Eppure, anche in questo deserto di diritti, esistono resistenze: le mobilitazioni in Nepal, le lotte degli studenti in Bangladesh, gli attivisti filodemocratici in Hong Kong continuano a sfidare il buio, mostrando che il desiderio di giustizia non può essere estirpato nemmeno con la forza più brutale.
Americhe: democrazie svuotate
Nel continente americano, la violenza contro giornalisti, difensori dei diritti umani e popolazioni indigene ha confermato che anche le democrazie formali possono svuotarsi. Gli Stati Uniti non fanno eccezione: oltre alle derive federali, in vari stati sono cresciuti gli ostacoli al diritto di protesta e le discriminazioni razziali e di genere.

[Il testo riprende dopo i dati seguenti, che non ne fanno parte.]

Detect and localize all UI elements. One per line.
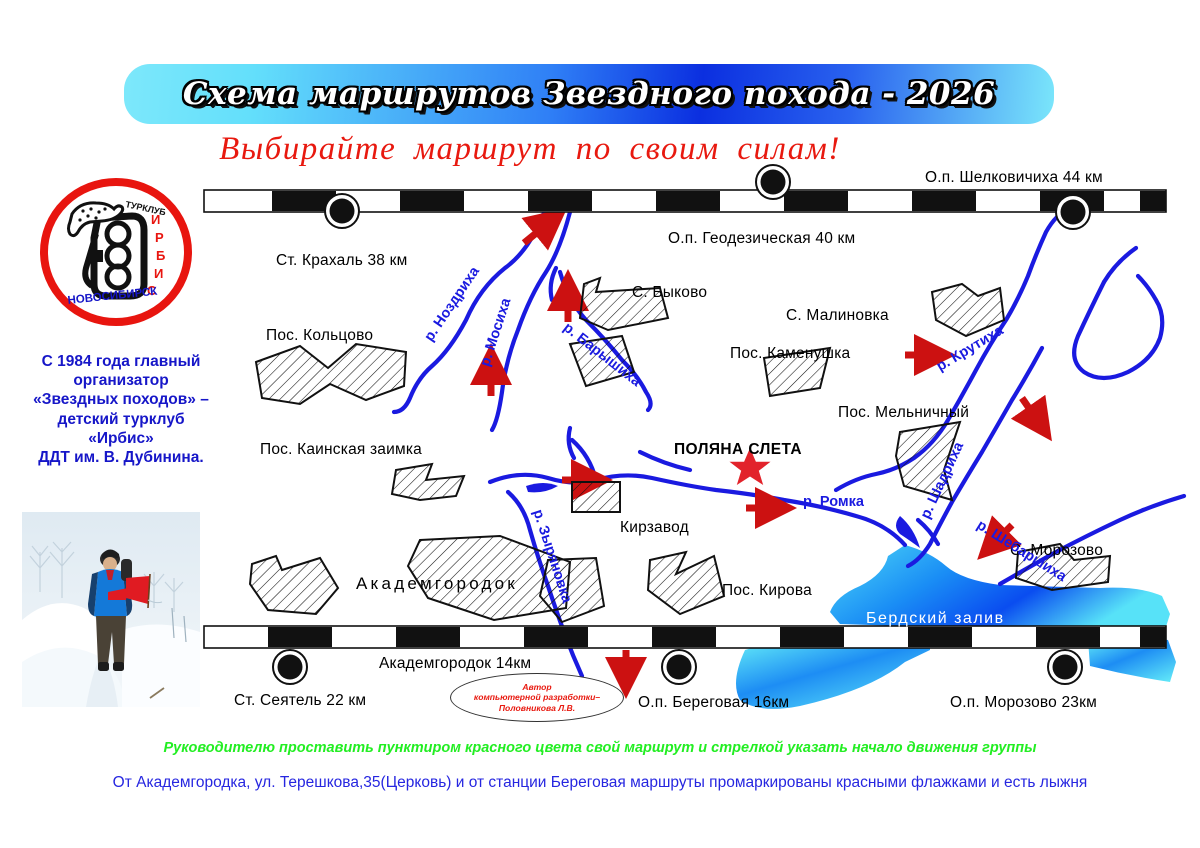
label-settlement-kainskaya-zaimka: Пос. Каинская заимка: [260, 441, 422, 459]
label-station-geodezicheskaya: О.п. Геодезическая 40 км: [668, 230, 855, 248]
station-marker-beregovaya: [667, 655, 692, 680]
label-berdsky-bay: Бердский залив: [866, 610, 1005, 628]
map-graphics: [0, 0, 1200, 848]
station-marker-seyatel: [278, 655, 303, 680]
poster-root: Схема маршрутов Звездного похода - 2026 …: [0, 0, 1200, 848]
shape-kirzavod: [572, 482, 620, 512]
label-station-krakhal: Ст. Крахаль 38 км: [276, 252, 407, 270]
label-station-shelkovichikha: О.п. Шелковичиха 44 км: [925, 169, 1103, 187]
author-credit-line-3: Половникова Л.В.: [499, 703, 575, 713]
author-credit-line-1: Автор: [522, 682, 551, 692]
label-settlement-malinovka: С. Малиновка: [786, 307, 889, 325]
label-river-romka: р. Ромка: [803, 494, 864, 510]
label-settlement-kirzavod: Кирзавод: [620, 519, 689, 537]
station-marker-morozovo: [1053, 655, 1078, 680]
station-marker-krakhal: [330, 199, 355, 224]
label-station-seyatel: Ст. Сеятель 22 км: [234, 692, 366, 710]
flow-arrow-shadrikha: [1022, 398, 1040, 424]
label-settlement-bykovo: С. Быково: [632, 284, 707, 302]
shape-koltsovo: [256, 344, 406, 404]
author-credit-line-2: компьютерной разработки–: [474, 692, 600, 702]
railway-bottom[interactable]: [204, 626, 1166, 648]
author-credit-badge: Автор компьютерной разработки– Половнико…: [450, 673, 624, 722]
label-settlement-koltsovo: Пос. Кольцово: [266, 327, 373, 345]
label-settlement-kamenushka: Пос. Каменушка: [730, 345, 850, 363]
label-meeting-point: ПОЛЯНА СЛЕТА: [674, 441, 802, 459]
river-widening: [526, 483, 558, 492]
station-marker-shelkovichikha: [1061, 200, 1086, 225]
shape-kainskaya: [392, 464, 464, 500]
map-canvas: [0, 0, 1200, 848]
label-station-morozovo: О.п. Морозово 23км: [950, 694, 1097, 712]
note-blue: От Академгородка, ул. Терешкова,35(Церко…: [0, 774, 1200, 792]
label-akademgorodok: Академгородок: [356, 574, 518, 594]
note-green: Руководителю проставить пунктиром красно…: [0, 740, 1200, 756]
shape-akadem-west: [250, 556, 338, 614]
label-station-beregovaya: О.п. Береговая 16км: [638, 694, 789, 712]
label-settlement-melnichny: Пос. Мельничный: [838, 404, 969, 422]
label-station-akademgorodok: Академгородок 14км: [379, 655, 531, 673]
shape-kirova: [648, 552, 724, 614]
station-marker-geodezicheskaya: [761, 170, 786, 195]
label-settlement-kirova: Пос. Кирова: [722, 582, 812, 600]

In America Latina, la sopravvivenza stessa degli spazi civici è diventata una questione di resistenza quotidiana. La criminalizzazione del dissenso si somma alla marginalizzazione sociale, mentre i popoli indigeni continuano a essere espropriati delle loro terre in nome di interessi estrattivi. I femminicidi, l’insicurezza alimentare e l’erosione dei diritti economici completano il quadro di una regione in cui la dignità umana è costantemente messa in discussione.
Un cambiamento d’epoca
Il Rapporto di Amnesty International non è soltanto una cronaca dell’orrore. È un monito: la fine dell’universalismo dei diritti non è una possibilità teorica, è una traiettoria già in corso. Se la risposta continuerà a essere l’indifferenza, non assisteremo semplicemente a un’altra fase storica. Saremo testimoni di un cambiamento d’epoca.
La sfida, ora, non è più salvare qualche brandello di diritto qua e là. È ripensare radicalmente il modo stesso in cui concepiamo l’umanità. Prima che sia troppo tardi.